Aug. 8 (Bloomberg) -- German exports rose in June, adding to signs that the recovery in Europe’s largest economy is gaining traction.
Exports, adjusted for working days and seasonal changes, increased 0.6 percent from May, when they dropped a revised 2 percent that was less than originally estimated, the Federal Statistics Office in Wiesbaden said today. Economists predicted an increase of 0.9 percent, according to the median forecast of 13 economists in a Bloomberg News survey. Imports fell 0.8 percent.
Demand for German-made goods is increasing as the 17-nation euro area, the country’s biggest trading partner, shows signs of emerging from its longest-ever recession and the U.S. economic expansion accelerates.
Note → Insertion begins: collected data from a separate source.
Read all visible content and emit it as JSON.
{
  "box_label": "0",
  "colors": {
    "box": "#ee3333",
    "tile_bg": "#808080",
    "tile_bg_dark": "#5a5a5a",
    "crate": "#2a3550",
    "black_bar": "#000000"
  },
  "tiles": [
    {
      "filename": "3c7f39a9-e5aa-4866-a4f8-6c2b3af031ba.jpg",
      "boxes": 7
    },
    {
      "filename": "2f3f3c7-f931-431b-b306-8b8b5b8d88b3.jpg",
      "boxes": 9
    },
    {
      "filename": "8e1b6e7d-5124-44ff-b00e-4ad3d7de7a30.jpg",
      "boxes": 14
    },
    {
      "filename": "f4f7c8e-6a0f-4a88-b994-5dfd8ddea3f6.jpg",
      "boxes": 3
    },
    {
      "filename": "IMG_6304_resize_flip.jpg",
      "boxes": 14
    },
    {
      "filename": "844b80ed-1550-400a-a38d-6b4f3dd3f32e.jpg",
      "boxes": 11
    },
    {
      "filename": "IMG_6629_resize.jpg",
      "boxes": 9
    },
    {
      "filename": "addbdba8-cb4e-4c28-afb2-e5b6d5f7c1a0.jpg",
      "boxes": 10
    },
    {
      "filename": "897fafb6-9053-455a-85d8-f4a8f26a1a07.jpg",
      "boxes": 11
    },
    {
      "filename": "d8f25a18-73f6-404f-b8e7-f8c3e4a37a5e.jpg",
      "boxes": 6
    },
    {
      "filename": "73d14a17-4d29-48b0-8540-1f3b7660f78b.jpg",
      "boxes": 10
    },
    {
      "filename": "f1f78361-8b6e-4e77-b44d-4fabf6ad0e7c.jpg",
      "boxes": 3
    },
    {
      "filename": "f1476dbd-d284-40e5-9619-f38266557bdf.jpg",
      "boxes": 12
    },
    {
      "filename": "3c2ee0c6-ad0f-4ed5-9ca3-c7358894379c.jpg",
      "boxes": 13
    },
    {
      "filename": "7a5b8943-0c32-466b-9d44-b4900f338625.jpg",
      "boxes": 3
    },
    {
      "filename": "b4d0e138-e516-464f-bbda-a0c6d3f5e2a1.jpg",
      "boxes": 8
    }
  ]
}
European countries accounted for 69 percent of German exports last year and the U.S. for 12 percent, according to the Federal Statistics Office in Wiesbaden.
“Exports will probably rise slowly over the following months as growth in North America picks up and countries in the euro area recover,” Gerd Hassel, a Frankfurt-based analyst at Bhf-Bank AG, said before the report. “Germany will grow faster than other euro-area countries as domestic demand also increases.”
Manufacturing in the euro region expanded last month for the first time in two years, according to a survey of purchasing managers by London-based Markit Economics. The U.S. economy grew at a 1.7 percent annualized rate from April through June after a 1.1 percent pace in the first quarter. German consumer confidence this month will rise to the highest level since August 2007, according to a survey by GfK SE.
Germany’s trade surplus widened to 16.9 billion euros ($22.6 billion) in June from a revised 13.6 billion euros in May, today’s report showed. The surplus in the current account, a measure of all trade including services, increased to 17.3 billion euros from 11.2 billion euros.
The Bundesbank said last month that it sees the German economy slowing after it grew “strongly” in the second quarter. German and euro-area gross domestic product data for the three months ended June will be released on Aug. 14. The currency bloc’s economy shrank in the six quarters through March.
At the same time, the Ifo institute’s measure of German business confidence climbed for a third month in July and factory orders, an indicator of future production, jumped the most in eight months in June. The Sentix research institute said euro-area investor sentiment gained this month.